Здесь нет места для подробного разбора этой дискуссии, сыгравшей свою роль в развитии нашей военной прозы, и я вспомнил о ней лишь для того, чтобы установить «месторасположение» повести Г. Бакланова в литературном процессе тех лет. Но, как всякая талантливая книга, «Пядь земли» — не «производное» от определенной литературной тенденции; даже те черты повести, на основании которых и устанавливается типологическое родство ее с произведениями других авторов, не могут быть верно истолкованы без ясного понимания, что близость не есть повторение. Больше того, вне этой диалектики неразличимы сложные связи даже между книгами одного и того же писателя, а сами понятия — творческий путь, творческая эволюция — превращаются в лучшем случае в плоскую схему. Некоторые проблемы, поставленные в повести «Южнее главного удара», некоторые мотивы, намеченные там, в «Пяди земли» получили дальнейшее развитие и более глубоко осмыслены. Впрочем, это уже не совсем те, а иногда и совсем не те проблемы и мотивы; оказавшись в новой художественной структуре, они сплошь и рядом трансформируются, несут иную смысловую нагрузку, выполняют другие функции.

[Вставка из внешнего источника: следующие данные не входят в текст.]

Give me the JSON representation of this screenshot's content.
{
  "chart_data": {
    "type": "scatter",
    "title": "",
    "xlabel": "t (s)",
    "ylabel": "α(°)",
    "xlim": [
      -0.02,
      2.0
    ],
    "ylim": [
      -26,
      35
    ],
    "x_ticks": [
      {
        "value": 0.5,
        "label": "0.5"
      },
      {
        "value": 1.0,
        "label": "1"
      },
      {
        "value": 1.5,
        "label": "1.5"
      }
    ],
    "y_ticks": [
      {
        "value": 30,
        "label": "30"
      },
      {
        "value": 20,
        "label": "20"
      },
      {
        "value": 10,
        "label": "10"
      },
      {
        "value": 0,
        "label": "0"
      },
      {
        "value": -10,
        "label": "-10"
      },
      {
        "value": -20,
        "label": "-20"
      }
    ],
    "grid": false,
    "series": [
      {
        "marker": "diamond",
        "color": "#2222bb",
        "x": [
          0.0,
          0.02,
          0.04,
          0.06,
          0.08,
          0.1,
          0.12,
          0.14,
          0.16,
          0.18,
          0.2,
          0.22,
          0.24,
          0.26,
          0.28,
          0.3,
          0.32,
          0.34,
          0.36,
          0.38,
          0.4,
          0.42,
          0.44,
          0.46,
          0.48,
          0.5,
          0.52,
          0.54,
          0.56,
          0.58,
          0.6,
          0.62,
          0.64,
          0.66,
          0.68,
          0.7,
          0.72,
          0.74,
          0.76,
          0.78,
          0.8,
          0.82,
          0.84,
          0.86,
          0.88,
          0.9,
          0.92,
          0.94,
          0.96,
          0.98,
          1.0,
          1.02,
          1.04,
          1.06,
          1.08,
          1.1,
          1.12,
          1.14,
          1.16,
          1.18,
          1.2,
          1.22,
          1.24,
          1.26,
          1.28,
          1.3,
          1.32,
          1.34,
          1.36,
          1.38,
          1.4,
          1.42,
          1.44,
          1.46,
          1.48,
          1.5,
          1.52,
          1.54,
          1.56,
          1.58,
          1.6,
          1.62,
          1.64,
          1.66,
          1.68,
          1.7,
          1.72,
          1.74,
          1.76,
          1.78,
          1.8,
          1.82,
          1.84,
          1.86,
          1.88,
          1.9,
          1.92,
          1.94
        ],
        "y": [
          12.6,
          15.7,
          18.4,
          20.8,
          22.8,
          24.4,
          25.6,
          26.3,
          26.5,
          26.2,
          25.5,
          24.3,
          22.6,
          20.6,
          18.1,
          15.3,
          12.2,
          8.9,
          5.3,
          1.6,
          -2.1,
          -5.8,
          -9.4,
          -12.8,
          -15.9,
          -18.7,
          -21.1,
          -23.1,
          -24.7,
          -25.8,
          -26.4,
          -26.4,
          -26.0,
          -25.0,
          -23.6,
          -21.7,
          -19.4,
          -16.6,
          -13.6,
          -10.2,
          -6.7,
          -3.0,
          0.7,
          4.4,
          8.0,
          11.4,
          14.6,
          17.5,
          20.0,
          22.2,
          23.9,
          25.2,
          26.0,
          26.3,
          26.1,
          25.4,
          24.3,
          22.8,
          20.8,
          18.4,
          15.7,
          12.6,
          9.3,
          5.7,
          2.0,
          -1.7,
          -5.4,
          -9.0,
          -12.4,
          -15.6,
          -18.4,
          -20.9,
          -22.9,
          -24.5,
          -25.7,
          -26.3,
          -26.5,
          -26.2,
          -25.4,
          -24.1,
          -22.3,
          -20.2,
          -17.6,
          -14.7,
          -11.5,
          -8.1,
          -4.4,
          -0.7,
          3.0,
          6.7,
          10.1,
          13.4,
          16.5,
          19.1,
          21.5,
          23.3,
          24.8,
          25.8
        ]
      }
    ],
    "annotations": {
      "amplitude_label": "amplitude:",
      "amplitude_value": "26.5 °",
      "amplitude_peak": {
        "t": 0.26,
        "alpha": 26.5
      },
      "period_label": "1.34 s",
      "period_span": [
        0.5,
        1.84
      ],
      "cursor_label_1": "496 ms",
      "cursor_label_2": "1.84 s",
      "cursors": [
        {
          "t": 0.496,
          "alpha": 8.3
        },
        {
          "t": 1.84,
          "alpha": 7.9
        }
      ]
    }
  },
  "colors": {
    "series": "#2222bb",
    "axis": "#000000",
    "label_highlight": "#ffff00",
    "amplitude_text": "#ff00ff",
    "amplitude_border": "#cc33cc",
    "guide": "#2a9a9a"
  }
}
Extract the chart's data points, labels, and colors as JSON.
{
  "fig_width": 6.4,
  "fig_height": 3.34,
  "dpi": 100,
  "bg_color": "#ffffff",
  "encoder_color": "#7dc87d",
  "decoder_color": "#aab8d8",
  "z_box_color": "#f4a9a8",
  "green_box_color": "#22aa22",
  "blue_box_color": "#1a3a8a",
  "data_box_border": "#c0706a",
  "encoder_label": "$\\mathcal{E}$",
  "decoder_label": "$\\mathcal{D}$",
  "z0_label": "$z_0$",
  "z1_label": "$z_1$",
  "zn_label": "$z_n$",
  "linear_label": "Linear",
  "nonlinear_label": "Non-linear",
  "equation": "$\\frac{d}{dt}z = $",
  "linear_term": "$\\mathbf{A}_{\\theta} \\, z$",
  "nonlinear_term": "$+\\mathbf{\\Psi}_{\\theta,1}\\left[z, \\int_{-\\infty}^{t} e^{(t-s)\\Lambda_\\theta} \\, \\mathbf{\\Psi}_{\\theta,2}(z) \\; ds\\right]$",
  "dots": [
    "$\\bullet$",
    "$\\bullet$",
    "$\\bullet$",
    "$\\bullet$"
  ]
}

Начну с главного различия, во многом определившего все остальное. Если в повести «Южнее главного удара» Г. Бакланов видит свою задачу в доказательстве того, что судьба сражений решалась не только на направлениях главного удара, что всюду, на всех участках фронта дорогой ценой плачено за победу, — пафос «Пяди земли» точнее всего выражают слова Юлиуса Фучика, вынесенные автором как эпиграф: «…Не было безымянных героев, а были люди, которые имели свое имя, свой облик, свои чаяния и надежды, и поэтому муки самого незаметного из них были не меньше, чем муки того, чье имя войдет в историю». В одном случае тяжкие, но безвестные, обойденные славой бои, в другом — незаметные люди, чьи имена не сбережет история: сходство есть, но акцент резко перенесен на человека. Чего ему все это стоило, через что он прошел, что вынес? «Вот этой весной. Днем в окопах по колено талой воды. Ну люди же! Глядишь: один, другой вылез на бруствер обсохнуть на солнышке. Тут — обстрел! Попрыгали, как лягушки, в грязь. А ночью все это замерзает в лед. Вот что такое пехота!» — рассказывает один из героев повести. А что такое попасть под пулеметный огонь, когда укрыться негде: «Впереди — воронка. Только бы добежать до нее! Не стреляет… Не стреляет… Падаю, не добежав! Сердце колотится в горле. Пиу!.. Пиу!.. Чив, чив, чив! Словно плетью хлестнуло по земле перед самой воронкой. Отдергиваю руку — так близко. Дурак! Не надо было шевелиться. Изо всех сил вжимаюсь в землю. Она сухая, каменистая… Впереди меня, у края воронки, каким-то образом уцелевший желтый подсолнух; смотрит на солнце, отвернувшись от немцев. Фьюить! — падает шляпка. Фьюить! — падает стебель, перебитый у основания». Каждая пядь отвоеванной у врага земли полита кровью и оплачена жизнями многих людей. А человек — это не легко заменимый винтик огромной армейской машины — у каждого одна жизнь, и где-то в тылу у каждого остались родные, для которых во всем белом свете нет никого дороже, чем он.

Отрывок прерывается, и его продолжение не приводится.